O Mário não foi apenas caricaturista. Tem uma imensidão de obras sem caricaturas. Quase no fim da vida produtiva, concordou que os pequenos traços com os quais criava imagens monumentais teriam sido uma autoterapia inconsciente. Nunca posso cessar de admirar o volume do seu trabalho. Se pensarmos nas 365 entradas no diário, ao longo de pelo menos 18 anos, temos 6,570 desenhos compostos de caricaturas, retratos, pinturas de paisagens e figuras a cores. Ele também redigia com bastante humor. Pena que o tempo não lhe permitiu desfrutar mais desse seu outro dom.

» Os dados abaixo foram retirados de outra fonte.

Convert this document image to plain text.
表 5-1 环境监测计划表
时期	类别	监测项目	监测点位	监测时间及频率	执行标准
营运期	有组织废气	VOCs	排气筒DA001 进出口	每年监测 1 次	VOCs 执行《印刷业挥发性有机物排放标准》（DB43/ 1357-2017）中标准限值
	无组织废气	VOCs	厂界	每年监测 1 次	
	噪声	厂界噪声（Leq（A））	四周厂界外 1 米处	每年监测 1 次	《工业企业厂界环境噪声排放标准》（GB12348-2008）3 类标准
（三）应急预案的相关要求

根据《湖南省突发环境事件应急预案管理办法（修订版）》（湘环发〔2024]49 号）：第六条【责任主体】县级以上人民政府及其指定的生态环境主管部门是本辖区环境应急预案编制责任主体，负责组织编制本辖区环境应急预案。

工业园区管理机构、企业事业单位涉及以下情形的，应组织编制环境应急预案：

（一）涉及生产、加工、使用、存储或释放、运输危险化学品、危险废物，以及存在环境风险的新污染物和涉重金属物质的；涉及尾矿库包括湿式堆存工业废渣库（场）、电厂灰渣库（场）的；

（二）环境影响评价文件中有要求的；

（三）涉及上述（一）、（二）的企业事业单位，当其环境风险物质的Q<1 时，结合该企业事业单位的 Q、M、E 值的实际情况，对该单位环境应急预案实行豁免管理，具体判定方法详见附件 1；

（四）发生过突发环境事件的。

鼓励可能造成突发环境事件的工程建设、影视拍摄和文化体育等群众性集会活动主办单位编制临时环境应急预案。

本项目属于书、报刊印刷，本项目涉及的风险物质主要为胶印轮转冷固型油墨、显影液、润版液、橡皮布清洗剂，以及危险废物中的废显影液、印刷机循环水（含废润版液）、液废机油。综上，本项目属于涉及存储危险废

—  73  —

Desabafou um dia que queria ter tempo para fazer o que mais gostava: experimentar cores pintando a natureza em aguarela. Constantes prazos a serem cumpridos para o ganha-pão não o tinham ainda permitido esse luxo. A rigidez nas mãos impediram mais obras. Contudo, fez várias tentativas a lápis e aguarela, sendo cinzento claro a cor dominante, assemelhando nuvens, com pequenas manchas em  rosa leve. Observação minuciosa desses borrões cinzentos, junto das manchas rosas, via-se o que parecia mini escaleres. Talvez recordação de Damão, sua terra natal. Não sei qual foi a sorte desses últimos trabalhos desse génio. Quiçá a mesma que dezenas deles tiveram quando o Tommy, o grande amigo canino, resolvia censurar aqueles que ele encontrava no chão do estúdio no apartamento em Bombaim, levantando a perna!

Mário com Bozo

O último companheiro canino em Loutulim foi o Happy, nome dado pelo seu neto. Este, aliás alegre canino, traumatisado com a imobilidade do Mário, tentava saltar para junto do seu corpo, gemendo. Olhando pela última vez aquelas bonitas e preciosas mãos, ora atadas como que em prece, fiz com que o fiel amigo dele me acompanhasse para um passeio junto à Natureza, tanto apreciada pelo Mário, cogitando que afinal tudo o que é bom dura tão pouco.

                                                                    Baizu, Biggle, irmã do Mário Miranda*

(Imagens: www.mariodemiranda.com)

 

 


* Maria de Fatima do R B M Figueiredo (1942-), natural de Bangalore. Meio século de trabalho: Portugal, Angola, Reino Unido, em diversas empresas particulares, consulado, embaixada e escritório de advogados. Actualmente em Goa com marido, no novo avatar como agricultores.